Key questions in data science for sports

Over the last decade or so, there has been a Big Data revolution. This is true of our general lives; a good example is how Cambridge Analytica collected, both legally and potentially illegally, data of Facebook users for the targeting of campaign advertisements, but also within sport, where, in part thanks to the increase in technology, there is a vast amount of data available to sporting teams.

» Related content: Craig Pickering looks at three factors to consider in data collection.

Even more recently, teams have started to wake up to the potential power of this data, and have begun to bring on board individuals with expertise in data science to better be able to collect, handle, and analyze this data. These data scientists often come from outside sport; for example, Arsenal, a football club based in the UK, hired a data scientist last year who had previously worked on the launch of Candy Crush, the popular video game. Further examples include the Irish RFU, who recently advertised for a data scientist to assist in the analysis of GPS data to enable them to reduce their risk of injuries, and the New South Wales Institute of Sport (NSWIS), who employ a data science team enabling them to analyze their own data, and potentially create future prediction models.

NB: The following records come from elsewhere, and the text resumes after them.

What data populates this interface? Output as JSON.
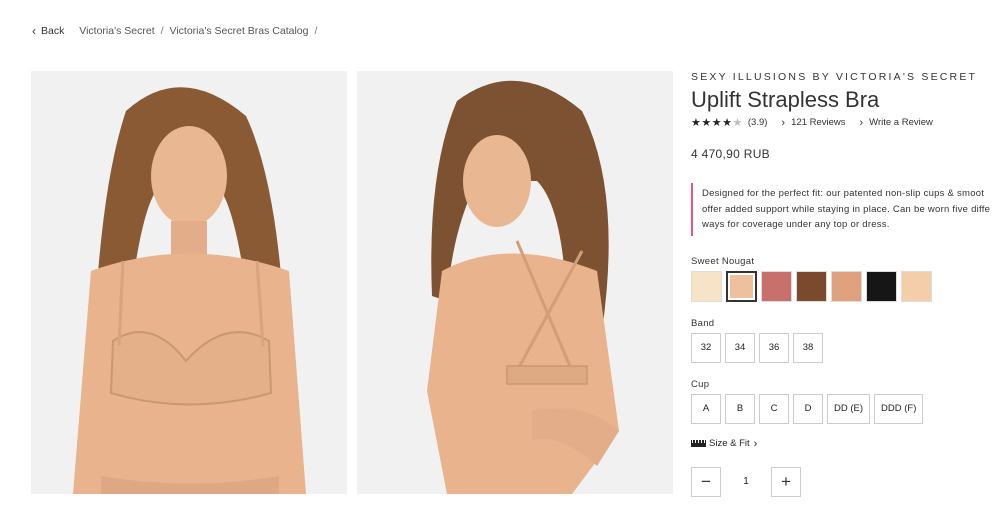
{
  "breadcrumb": {
    "back_label": "Back",
    "items": [
      "Victoria's Secret",
      "Victoria's Secret Bras Catalog"
    ],
    "separator": "/"
  },
  "images": [
    {
      "name": "model-front-photo"
    },
    {
      "name": "model-back-photo"
    }
  ],
  "product": {
    "brand": "SEXY ILLUSIONS BY VICTORIA'S SECRET",
    "title": "Uplift Strapless Bra",
    "rating": {
      "stars": 4,
      "max": 5,
      "value_text": "(3.9)"
    },
    "reviews_label": "121 Reviews",
    "write_review_label": "Write a Review",
    "price": "4 470,90 RUB",
    "description_lines": [
      "Designed for the perfect fit: our patented non-slip cups & smoot",
      "offer added support while staying in place. Can be worn five diffe",
      "ways for coverage under any top or dress."
    ],
    "color_label": "Sweet Nougat",
    "colors": [
      "#f7e3c8",
      "#eec09c",
      "#c8706b",
      "#7b4a2e",
      "#e0a27e",
      "#161616",
      "#f4cda9"
    ],
    "selected_color_index": 1,
    "band_label": "Band",
    "bands": [
      "32",
      "34",
      "36",
      "38"
    ],
    "cup_label": "Cup",
    "cups": [
      "A",
      "B",
      "C",
      "D",
      "DD (E)",
      "DDD (F)"
    ],
    "size_fit_label": "Size & Fit",
    "quantity": "1"
  },
  "icons": {
    "back": "chevron-left-icon",
    "link": "chevron-right-icon",
    "star": "star-icon",
    "ruler": "ruler-icon",
    "minus": "minus-icon",
    "plus": "plus-icon"
  },
  "colors": {
    "accent_bar": "#e6538a",
    "text": "#333333"
  }
}
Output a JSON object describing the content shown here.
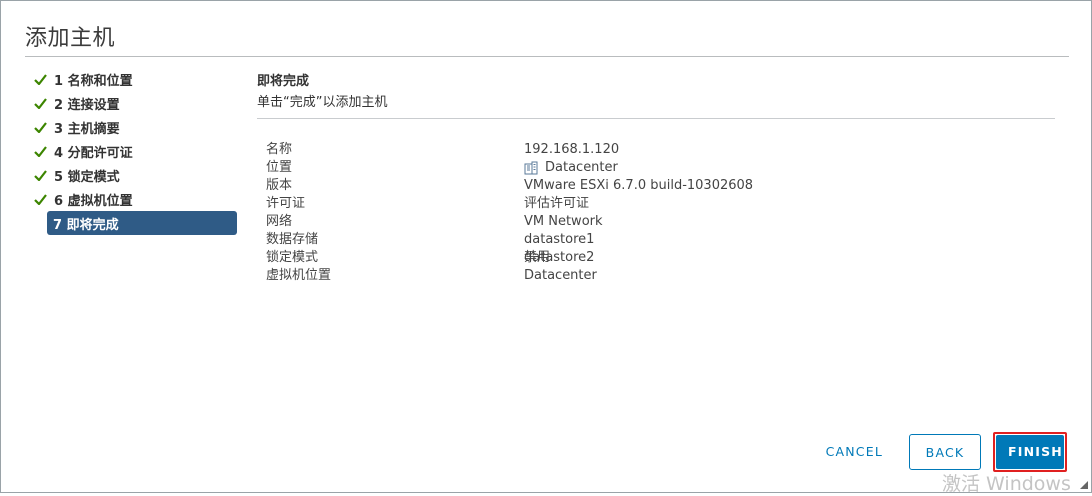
{
  "dialog": {
    "title": "添加主机"
  },
  "steps": [
    {
      "label": "1 名称和位置",
      "done": true
    },
    {
      "label": "2 连接设置",
      "done": true
    },
    {
      "label": "3 主机摘要",
      "done": true
    },
    {
      "label": "4 分配许可证",
      "done": true
    },
    {
      "label": "5 锁定模式",
      "done": true
    },
    {
      "label": "6 虚拟机位置",
      "done": true
    },
    {
      "label": "7 即将完成",
      "done": false,
      "active": true
    }
  ],
  "content": {
    "title": "即将完成",
    "subtitle": "单击“完成”以添加主机"
  },
  "summary": {
    "name_key": "名称",
    "name_val": "192.168.1.120",
    "location_key": "位置",
    "location_val": "Datacenter",
    "location_icon": "datacenter-icon",
    "version_key": "版本",
    "version_val": "VMware ESXi 6.7.0 build-10302608",
    "license_key": "许可证",
    "license_val": "评估许可证",
    "network_key": "网络",
    "network_val": "VM Network",
    "datastore_key": "数据存储",
    "datastore_val1": "datastore1",
    "datastore_val2": "datastore2",
    "lockdown_key": "锁定模式",
    "lockdown_val": "禁用",
    "vmlocation_key": "虚拟机位置",
    "vmlocation_val": "Datacenter"
  },
  "buttons": {
    "cancel": "CANCEL",
    "back": "BACK",
    "finish": "FINISH"
  },
  "watermark": "激活 Windows",
  "colors": {
    "accent": "#0079b8",
    "active_step": "#2f5b86",
    "check": "#3c8500",
    "highlight": "#e02020"
  }
}
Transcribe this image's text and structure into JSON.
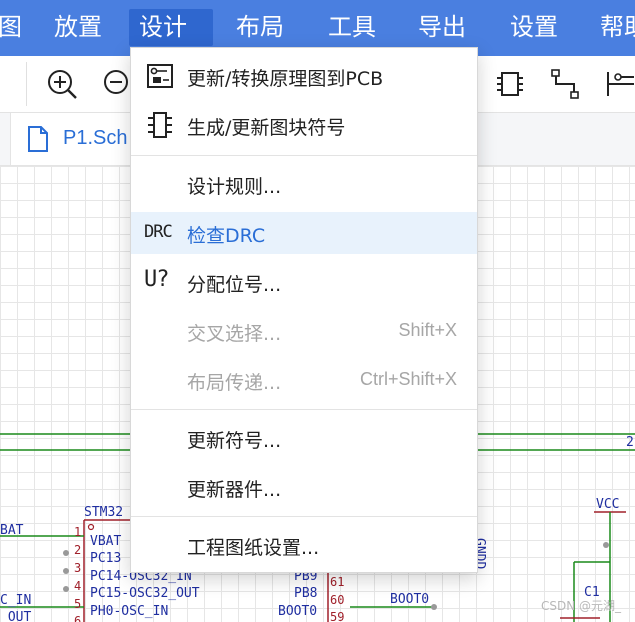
{
  "menubar": {
    "items": [
      {
        "label": "图"
      },
      {
        "label": "放置"
      },
      {
        "label": "设计"
      },
      {
        "label": "布局"
      },
      {
        "label": "工具"
      },
      {
        "label": "导出"
      },
      {
        "label": "设置"
      },
      {
        "label": "帮助"
      }
    ],
    "active_index": 2,
    "color": "#4a7fe0",
    "active_color": "#2f67cf"
  },
  "toolbar": {
    "icons": [
      "zoom-in-icon",
      "zoom-out-icon",
      "chip-icon",
      "net-label-icon",
      "pin-icon"
    ]
  },
  "tabs": [
    {
      "label": "P1.Sch",
      "icon": "document-icon"
    }
  ],
  "dropdown": {
    "items": [
      {
        "label": "更新/转换原理图到PCB",
        "icon": "pcb-update-icon",
        "enabled": true
      },
      {
        "label": "生成/更新图块符号",
        "icon": "symbol-block-icon",
        "enabled": true
      },
      {
        "label": "设计规则...",
        "enabled": true
      },
      {
        "label": "检查DRC",
        "icon_text": "DRC",
        "enabled": true,
        "hovered": true
      },
      {
        "label": "分配位号...",
        "icon_text": "U?",
        "enabled": true
      },
      {
        "label": "交叉选择...",
        "shortcut": "Shift+X",
        "enabled": false
      },
      {
        "label": "布局传递...",
        "shortcut": "Ctrl+Shift+X",
        "enabled": false
      },
      {
        "label": "更新符号...",
        "enabled": true
      },
      {
        "label": "更新器件...",
        "enabled": true
      },
      {
        "label": "工程图纸设置...",
        "enabled": true
      }
    ],
    "hover_color": "#e8f2fc",
    "accent": "#2a6ed6"
  },
  "schematic": {
    "component_ref": "STM32",
    "left_labels": [
      "BAT",
      "C_IN",
      "_OUT"
    ],
    "pins_left": [
      {
        "num": "1",
        "name": "VBAT"
      },
      {
        "num": "2",
        "name": "PC13"
      },
      {
        "num": "3",
        "name": "PC14-OSC32_IN"
      },
      {
        "num": "4",
        "name": "PC15-OSC32_OUT"
      },
      {
        "num": "5",
        "name": "PH0-OSC_IN"
      },
      {
        "num": "6",
        "name": ""
      }
    ],
    "pins_right": [
      {
        "num": "61",
        "name": "PB9"
      },
      {
        "num": "60",
        "name": "PB8"
      },
      {
        "num": "59",
        "name": "BOOT0"
      }
    ],
    "net_boot": "BOOT0",
    "gnd_label": "GNDD",
    "vcc_label": "VCC",
    "cap_label": "C1",
    "net_number": "2"
  },
  "watermark": "CSDN @元湖_"
}
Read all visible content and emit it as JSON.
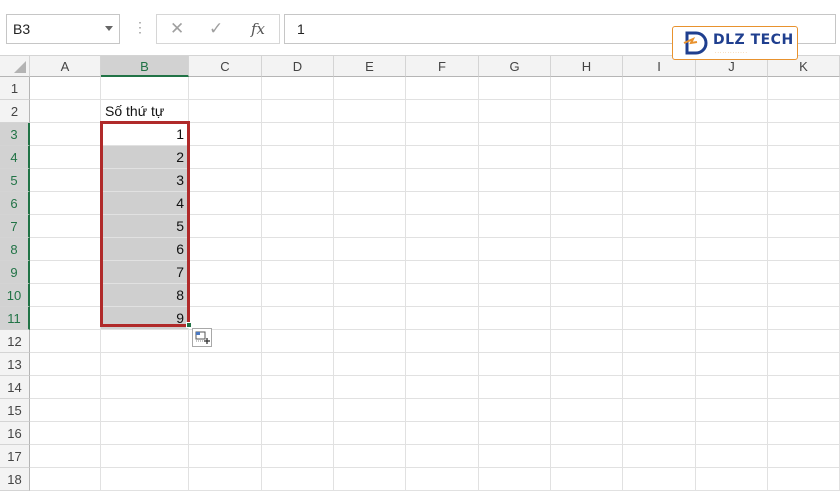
{
  "name_box": {
    "value": "B3"
  },
  "formula_bar": {
    "content": "1",
    "cancel_icon": "✕",
    "enter_icon": "✓",
    "fx_label": "fx"
  },
  "logo": {
    "brand": "DLZ TECH"
  },
  "columns": [
    "A",
    "B",
    "C",
    "D",
    "E",
    "F",
    "G",
    "H",
    "I",
    "J",
    "K"
  ],
  "selected_column": "B",
  "rows": [
    "1",
    "2",
    "3",
    "4",
    "5",
    "6",
    "7",
    "8",
    "9",
    "10",
    "11",
    "12",
    "13",
    "14",
    "15",
    "16",
    "17",
    "18"
  ],
  "selected_rows": [
    "3",
    "4",
    "5",
    "6",
    "7",
    "8",
    "9",
    "10",
    "11"
  ],
  "cells": {
    "B2": "Số thứ tự",
    "B3": "1",
    "B4": "2",
    "B5": "3",
    "B6": "4",
    "B7": "5",
    "B8": "6",
    "B9": "7",
    "B10": "8",
    "B11": "9"
  },
  "colors": {
    "selection_border": "#b02a2a",
    "header_accent": "#217346",
    "logo_accent": "#e8922e",
    "logo_text": "#1f3f8f"
  }
}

I’m becoming increasingly interested in how this field is developing, particularly because I see huge potential in the area of prediction modeling and future forecasting. If, for example, you can utilize data to predict the workload of a training session (such as in this study), then you can modify the training session parameters to achieve the specific goal you’re after, before the training itself takes place. Other research has suggested promise in the use of data science techniques, including machine learning, in the accurate quantification of fatigue, prediction of muscle fiber type, and the prediction of injuries and post-injury recovery time. Recently, Mladen Jovanovic and Ivan Jukic used data science techniques to simulate optimal training methods, which could have important implications for training program design. And this is just the tip of the iceberg.

What questions can data help answer?

Clearly, this is an area of huge promise. Recently, I listened to a podcast with Sam Robertson, one of the leaders in the field of data science in sport. Robertson holds a dual role, both as an Associate Professor at Victoria University, and as Head of Research and Innovation at the Western Bulldogs, an AFL team. Although a traditionally trained sports scientist/coach, towards the back end of his PhD he saw that the use of data in sport held huge promise, and so upskilled himself to be able to take advantage of this.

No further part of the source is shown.